Tout le reste était silencieux autour d’elle. Elle avait entendu le piétinement des chevaux que l’on reconduisait à leurs écuries éloignées et les pas précipités des valets qui rentraient prendre leur repos ; la maison aussi était endormie. Au-dessus des magnifiques salons de réception, dans deux appartements distincts, les lampes brûlaient encore ; c’était sa chambre et celle de son mari, séparées par toute la largeur de la maison, aussi distantes l’une de l’autre que l’étaient devenues leurs existences. Elle soupira involontairement, il lui eût été impossible de dire pourquoi.
Son cœur était écrasé d’une peine indéfinie qu’elle ne pouvait vaincre. Elle souffrait et elle se plaignait profondément elle-même ; jamais elle ne s’était sentie si seule, si digne de pitié, si amèrement désireuse de sympathie et de réconfort. Avec un nouveau soupir, elle se détourna du fleuve et se dirigea vers la maison, se demandant vaguement si, après une pareille nuit, elle pourrait jamais retrouver la paix et le sommeil.
Tout à coup, avant qu’elle n’eût atteint la terrasse, elle entendit un pas ferme sur le gravier sonore ; et une seconde après, la silhouette de son mari émergeait de l’ombre.

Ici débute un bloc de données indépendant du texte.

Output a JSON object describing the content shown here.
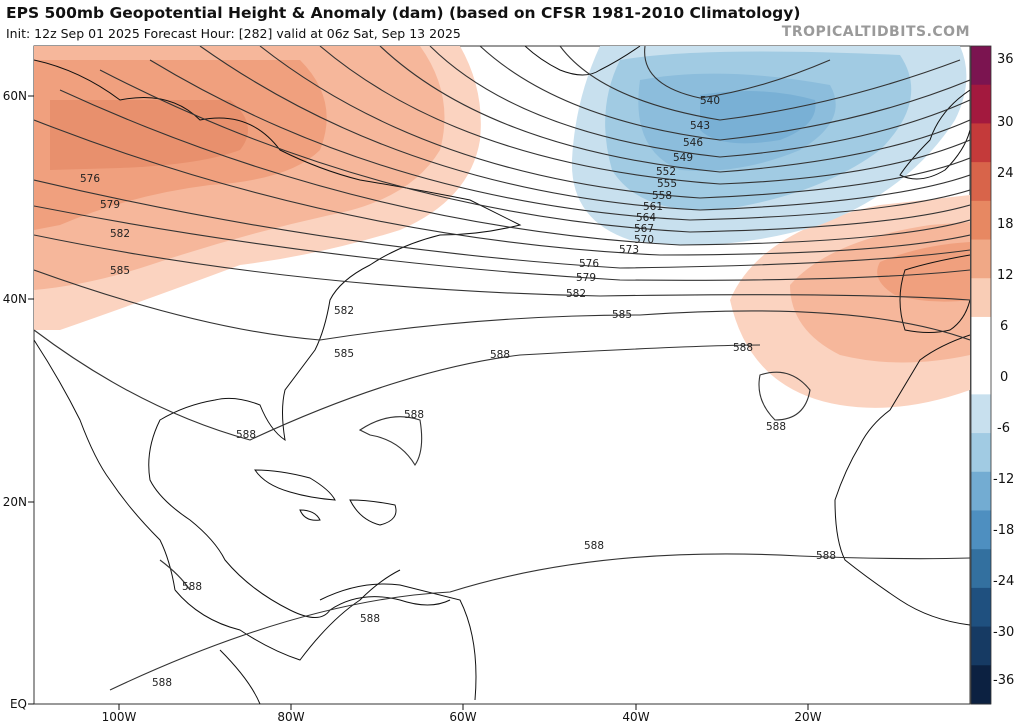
{
  "header": {
    "title": "EPS 500mb Geopotential Height & Anomaly (dam) (based on CFSR 1981-2010 Climatology)",
    "subtitle": "Init: 12z Sep 01 2025   Forecast Hour: [282]   valid at 06z Sat, Sep 13 2025",
    "credit": "TROPICALTIDBITS.COM"
  },
  "map": {
    "lat_labels": [
      "60N",
      "40N",
      "20N",
      "EQ"
    ],
    "lon_labels": [
      "100W",
      "80W",
      "60W",
      "40W",
      "20W"
    ],
    "contour_labels": [
      "540",
      "543",
      "546",
      "549",
      "552",
      "555",
      "558",
      "561",
      "564",
      "567",
      "570",
      "573",
      "576",
      "579",
      "582",
      "585",
      "588"
    ],
    "extra_labels": [
      "576",
      "579",
      "582",
      "585",
      "582",
      "585",
      "588",
      "588",
      "588",
      "588",
      "588",
      "588",
      "588",
      "588",
      "588"
    ]
  },
  "colorbar": {
    "ticks": [
      "36",
      "30",
      "24",
      "18",
      "12",
      "6",
      "0",
      "-6",
      "-12",
      "-18",
      "-24",
      "-30",
      "-36"
    ],
    "colors": [
      "#7b1450",
      "#a3193e",
      "#c43a3a",
      "#d8644a",
      "#e78862",
      "#f0a886",
      "#f9cdb6",
      "#ffffff",
      "#ffffff",
      "#c8e0ee",
      "#a1cbe3",
      "#73acd2",
      "#4e8fc0",
      "#33709f",
      "#1f507f",
      "#163a63",
      "#0c2141"
    ]
  },
  "colors": {
    "positive_anomaly": "#f3a98a",
    "negative_anomaly": "#7fb3d8",
    "contour": "#333333",
    "land_outline": "#111111"
  }
}
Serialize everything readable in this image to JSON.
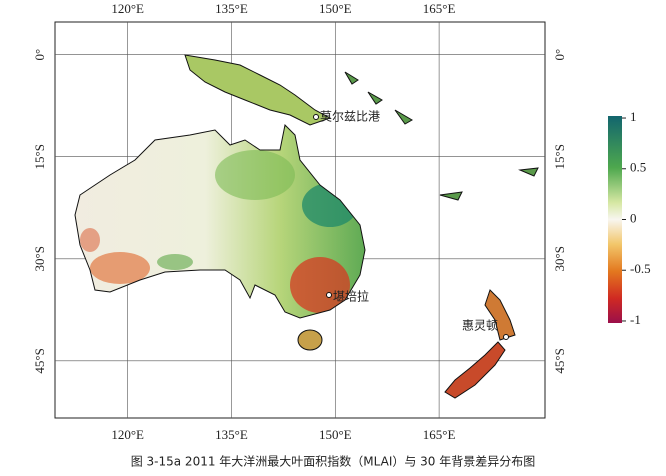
{
  "map": {
    "lonlim": [
      109.5,
      180.3
    ],
    "latlim": [
      4.8,
      -53.4
    ],
    "lon_ticks": [
      {
        "value": 120,
        "label": "120°E"
      },
      {
        "value": 135,
        "label": "135°E"
      },
      {
        "value": 150,
        "label": "150°E"
      },
      {
        "value": 165,
        "label": "165°E"
      }
    ],
    "lat_ticks": [
      {
        "value": 0,
        "label": "0°"
      },
      {
        "value": -15,
        "label": "15°S"
      },
      {
        "value": -30,
        "label": "30°S"
      },
      {
        "value": -45,
        "label": "45°S"
      }
    ],
    "cities": [
      {
        "label": "莫尔兹比港"
      },
      {
        "label": "堪培拉"
      },
      {
        "label": "惠灵顿"
      }
    ]
  },
  "colorbar": {
    "lim": [
      -1.02,
      1.02
    ],
    "ticks": [
      1,
      0.5,
      0,
      -0.5,
      -1
    ]
  },
  "caption": "图 3-15a 2011 年大洋洲最大叶面积指数（MLAI）与 30 年背景差异分布图"
}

Lui aussi avait longé la maison, et errait le long du parterre vers la rivière ; il portait encore l’épais manteau de voiture, à revers et à collets innombrables qu’il avait lui-même mis à la mode, mais cette fois il l’avait rejeté en arrière, et, suivant son habitude, ses mains étaient enfouies dans les poches profondes de sa culotte de satin ; dans l’obscurité, le somptueux costume blanc et le jabot de dentelles inestimables qu’il avait revêtus pour le bal de Lord Grenville, lui donnaient un étrange air de revenant.
Il n’avait évidemment pas remarqué sa femme, car, après un instant d’arrêt, il se retourna vers la maison, et reprit ensuite sa marche dans la direction de la terrasse.
– Sir Percy !
Il avait déjà le pied sur la dernière marche du perron, mais à la voix de Marguerite il tressaillit, s’arrêta, et scruta l’ombre d’où venait cet appel.

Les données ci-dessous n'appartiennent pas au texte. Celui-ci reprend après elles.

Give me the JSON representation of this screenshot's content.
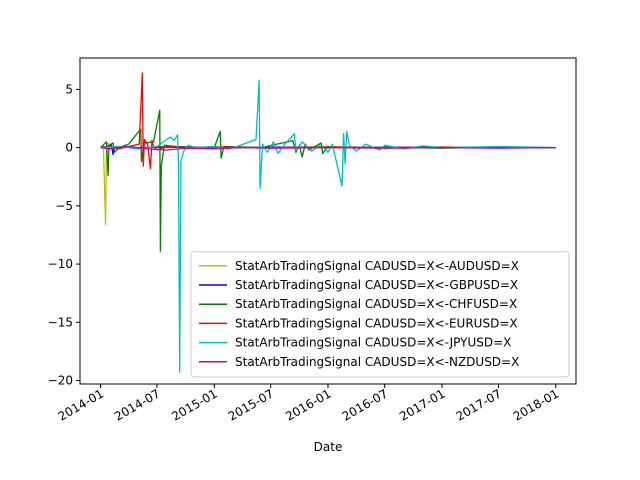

Elle s’avança rapidement dans le rayon de lune ; aussitôt qu’il l’aperçut, il lui dit avec cet air de galanterie consommée qu’il affectait toujours en lui parlant :
– Je suis à vos ordres, madame.
Mais son pied était toujours sur la marche, et son attitude tout entière indiquait vaguement, assez cependant pour que Marguerite le comprît, qu’il désirait s’en aller, et qu’une conversation nocturne ne le tentait nullement.
– L’air est délicieusement frais, fit-elle, le clair de lune est paisible, le jardin plein d’attraits et de poésie. N’y resterez-vous pas un instant, l’heure n’est pas tardive, ou bien ma compagnie vous est-elle si déplaisante que vous ayez hâte de vous en libérer.
– Non, madame, répliqua-t-il avec calme, les termes du problème sont autres, et je vous garantis que vous trouverez l’air nocturne infiniment plus poétique sans ma compagnie ; sans aucun doute Votre Seigneurie me saura gré de la délivrer le plus rapidement possible de cet embarras.
Il se retourna à nouveau.
– Je vous assure que vous faites erreur, Sir Percy, fit-elle en hâte et en se rapprochant un peu de lui ; le malentendu, qui, hélas ! s’est élevé entre nous, n’a pas été de mon fait ; rappelez vos souvenirs.
– Morbleu ! il faut me pardonner, madame, protesta-t-il froidement, ma mémoire a toujours été des plus courtes.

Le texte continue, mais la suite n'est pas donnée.